At the federal (as well as the state) level, insurer-generated administrative barriers to patient care are a needed point of emphasis. Congress should continue scrutinizing health plans and care-impeding practices, such as prior authorization requirements that require hospitals and providers to spend staff time and money proving the necessity of their planned care. We support federal efforts to ensure simplified, streamlined commercial health plan practices, as well as congressional scrutiny of insurer delays and denials of coverage. The ultimate victims of the notorious trifecta – “slow payment, low payment, no payment” – are patients. They deserve better.
Medicare Advantage (MA) plans – which are Medicare plans administered by commercial insurers – generate some of the most persistent difficulties in that regard. Their benefits and cost-sharing arrangements divert from traditional Medicare. They reimburse hospitals at slower paces and lower rates, and audits show they use prior authorization and unjustly deny care more often. MA plans put rural hospitals – particularly critical access hospitals – at a disadvantage. Congress must act to align MA plan policies with those of traditional Medicare. That will reduce both financial instability and administrative burdens on our hospitals, and help patients access the care they need.
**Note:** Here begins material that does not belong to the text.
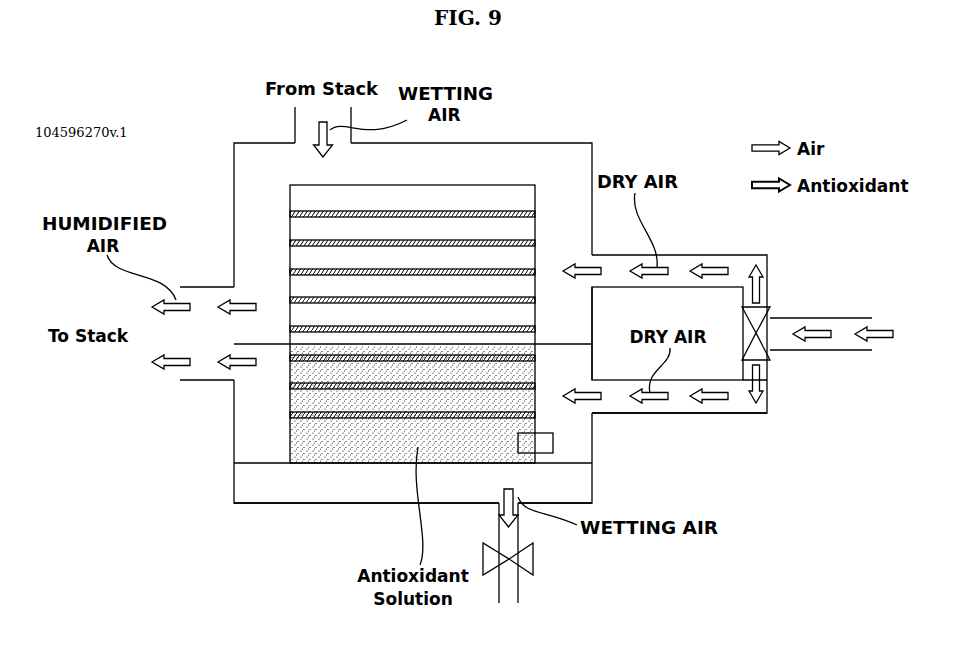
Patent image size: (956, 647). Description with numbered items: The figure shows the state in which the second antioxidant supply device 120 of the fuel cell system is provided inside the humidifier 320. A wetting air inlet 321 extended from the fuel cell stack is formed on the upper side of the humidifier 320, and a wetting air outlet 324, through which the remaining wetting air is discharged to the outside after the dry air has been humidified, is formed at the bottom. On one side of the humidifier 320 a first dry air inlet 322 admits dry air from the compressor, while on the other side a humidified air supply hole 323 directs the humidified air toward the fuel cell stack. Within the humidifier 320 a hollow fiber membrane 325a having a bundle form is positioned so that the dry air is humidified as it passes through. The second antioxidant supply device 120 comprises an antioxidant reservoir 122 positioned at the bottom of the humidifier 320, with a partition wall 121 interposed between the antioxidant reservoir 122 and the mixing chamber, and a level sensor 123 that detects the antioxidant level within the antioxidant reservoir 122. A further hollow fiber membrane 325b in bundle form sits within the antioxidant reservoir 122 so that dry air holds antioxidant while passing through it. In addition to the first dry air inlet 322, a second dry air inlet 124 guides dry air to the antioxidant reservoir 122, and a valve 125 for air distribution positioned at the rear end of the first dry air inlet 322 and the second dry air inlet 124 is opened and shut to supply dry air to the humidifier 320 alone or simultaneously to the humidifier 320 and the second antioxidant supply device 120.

As we represent hospitals in the state with the highest uninsured population in the country, THA will continue working alongside Congress, the state and the Centers for Medicare & Medicaid Services to ensure the state’s Medicaid 1115 Transformation Waiver (which runs through 2030) provides stability for our state’s health care safety net. The waiver helps fund uncompensated care and also allows for the implementation of directed payment programs that help our hospitals treat Medicaid patients. THA has been unwavering in its support of expanding affordable and adequate insurance coverage for the uninsured. Regardless of whether that’s achieved, the waiver will always play a critical role in care delivery across the state. We will continue our efforts with our state’s congressional delegation to guarantee all patients in Texas have access to the care they need.